# Platzt die Traumhochzeit von Albert und Charlene?



## Stefan102 (29 Juni 2011)

Image Hosting at TurboImageHost.com​
Gibt es bald schon wieder eine geplatzte Hochzeit? Nachdem fünf Tage vor der Trauung für Hugh Hefner (85) und Crystal Harris (25) das Liebes-Aus kam, steht Gerüchten zufolge jetzt auch die royale Hochzeit von Fürst Albert II (53) und Charlene Wittstock (33) auf der Kippe!

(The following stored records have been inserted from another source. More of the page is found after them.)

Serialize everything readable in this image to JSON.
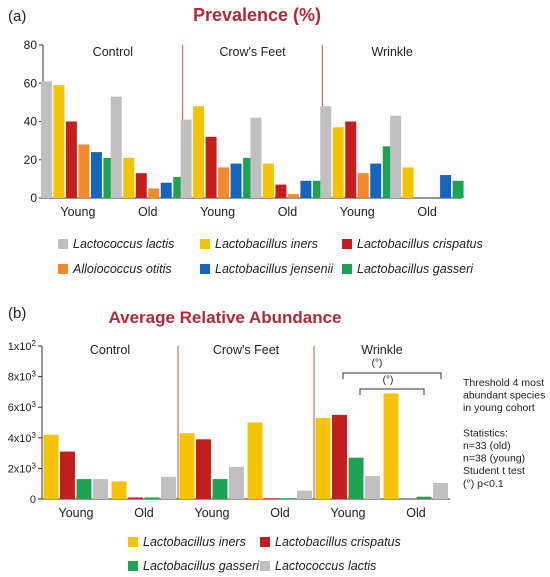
{
  "panels": {
    "a": {
      "label": "(a)"
    },
    "b": {
      "label": "(b)"
    }
  },
  "chart_data": [
    {
      "type": "bar",
      "title": "Prevalence (%)",
      "xlabel": "",
      "ylabel": "",
      "ylim": [
        0,
        80
      ],
      "yticks": [
        "0",
        "20",
        "40",
        "60",
        "80"
      ],
      "groups": [
        "Control",
        "Crow's Feet",
        "Wrinkle"
      ],
      "categories": [
        "Young",
        "Old"
      ],
      "colors": [
        "#c0c0c0",
        "#f5c400",
        "#c41f1f",
        "#f08a2a",
        "#1565c0",
        "#1ea352"
      ],
      "series": [
        {
          "name": "Lactococcus lactis",
          "values": [
            [
              61,
              53
            ],
            [
              41,
              42
            ],
            [
              48,
              43
            ]
          ]
        },
        {
          "name": "Lactobacillus iners",
          "values": [
            [
              59,
              21
            ],
            [
              48,
              18
            ],
            [
              37,
              16
            ]
          ]
        },
        {
          "name": "Lactobacillus crispatus",
          "values": [
            [
              40,
              13
            ],
            [
              32,
              7
            ],
            [
              40,
              0
            ]
          ]
        },
        {
          "name": "Alloiococcus otitis",
          "values": [
            [
              28,
              5
            ],
            [
              16,
              2
            ],
            [
              13,
              0
            ]
          ]
        },
        {
          "name": "Lactobacillus jensenii",
          "values": [
            [
              24,
              8
            ],
            [
              18,
              9
            ],
            [
              18,
              12
            ]
          ]
        },
        {
          "name": "Lactobacillus gasseri",
          "values": [
            [
              21,
              11
            ],
            [
              21,
              9
            ],
            [
              27,
              9
            ]
          ]
        }
      ],
      "legend": "bottom"
    },
    {
      "type": "bar",
      "title": "Average Relative Abundance",
      "xlabel": "",
      "ylabel": "",
      "ylim": [
        0,
        10000
      ],
      "yticks": [
        "0",
        "2x10³",
        "4x10³",
        "6x10³",
        "8x10³",
        "1x10²"
      ],
      "groups": [
        "Control",
        "Crow's Feet",
        "Wrinkle"
      ],
      "categories": [
        "Young",
        "Old"
      ],
      "colors": [
        "#f5c400",
        "#c41f1f",
        "#1ea352",
        "#c0c0c0"
      ],
      "series": [
        {
          "name": "Lactobacillus iners",
          "values": [
            [
              4200,
              1150
            ],
            [
              4300,
              5000
            ],
            [
              5300,
              6900
            ]
          ]
        },
        {
          "name": "Lactobacillus crispatus",
          "values": [
            [
              3100,
              100
            ],
            [
              3900,
              50
            ],
            [
              5500,
              0
            ]
          ]
        },
        {
          "name": "Lactobacillus gasseri",
          "values": [
            [
              1300,
              100
            ],
            [
              1300,
              50
            ],
            [
              2700,
              150
            ]
          ]
        },
        {
          "name": "Lactococcus lactis",
          "values": [
            [
              1300,
              1450
            ],
            [
              2100,
              550
            ],
            [
              1500,
              1050
            ]
          ]
        }
      ],
      "legend": "bottom",
      "annotations": {
        "sig": [
          "(°)",
          "(°)"
        ],
        "notes": [
          "Threshold 4 most",
          "abundant species",
          "in young cohort",
          "",
          "Statistics:",
          "n=33 (old)",
          "n=38 (young)",
          "Student t test",
          "(°) p<0.1"
        ]
      }
    }
  ]
}
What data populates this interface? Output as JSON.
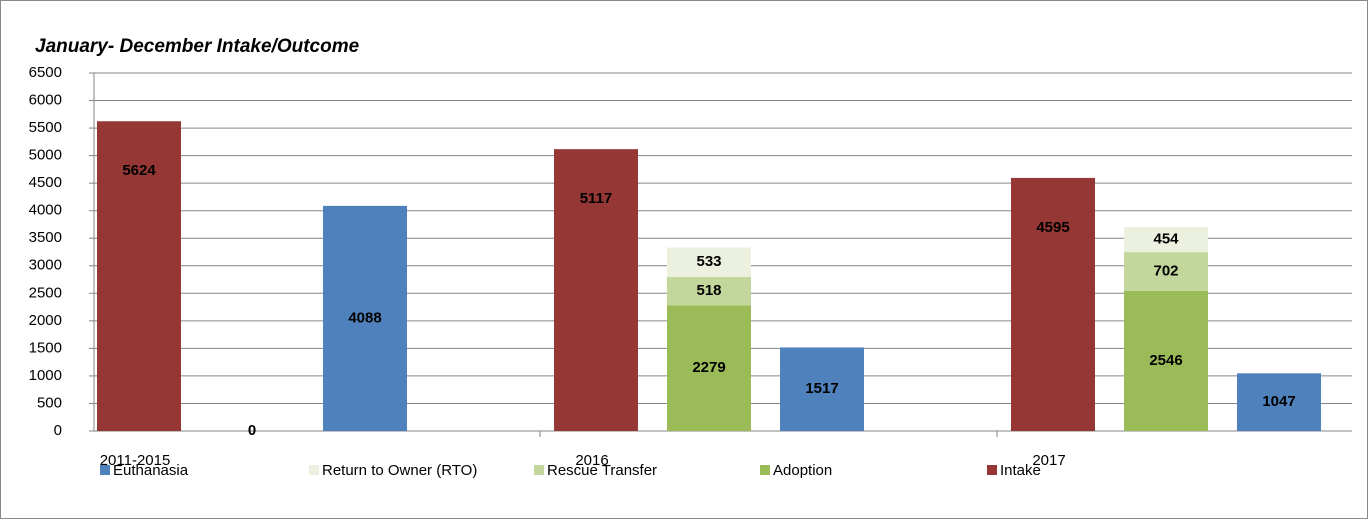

Nach der Traum-Hochzeit von Prinz William (29) und seiner Kate (29) im April blickt die Welt eigentlich gespannt nach Monaco, wo die nächste königliche Hochzeit Anfang Juli stattfinden soll. Nun sorgt die Braut so kurz vor der Trauung allerdings für großes Aufsehen: Charlene soll sich ein One-Way-Ticket nach Südafrika gebucht haben! Laut L'Express sei sie am Flughafen in Nizza von der französischen Polizei, auf Befehl des monegassischen Fürstenhauses hin, aufgehalten worden, als sie ihre Reise ohne gebuchten Rückflug antreten wollte. Was das wohl zu bedeuten hat? Eine verbreitete Mitteilung aus Monaco wehrt sich vehement gegen die bösen Mutmaßungen, dass Charlene kalte Füße wegen der Vaterschaftsgerüchte um Albert habe: „Diese Gerüchte haben nur das Ziel, den Ruf des Fürstenhauses zu beschmutzen und dem glücklichen Ereignis schweren Schaden zuzufügen“, steht in dieser.

Nach der letzten abgeblasenen Hochzeit hoffen wir sehr, dass diese Spekulationen wirklich nur Gerüchte sind. Wir wünschen Albert und Charlene jedenfalls alles Gute und warten gespannt auf den 2. Juli!


----------



## Franky70 (29 Juni 2011)

Auf Bildern mit ihm sieht sie eher selten glücklich aus (siehe oben).
So ein Leben im goldenen Käfig will aber auch gut überlegt sein.


----------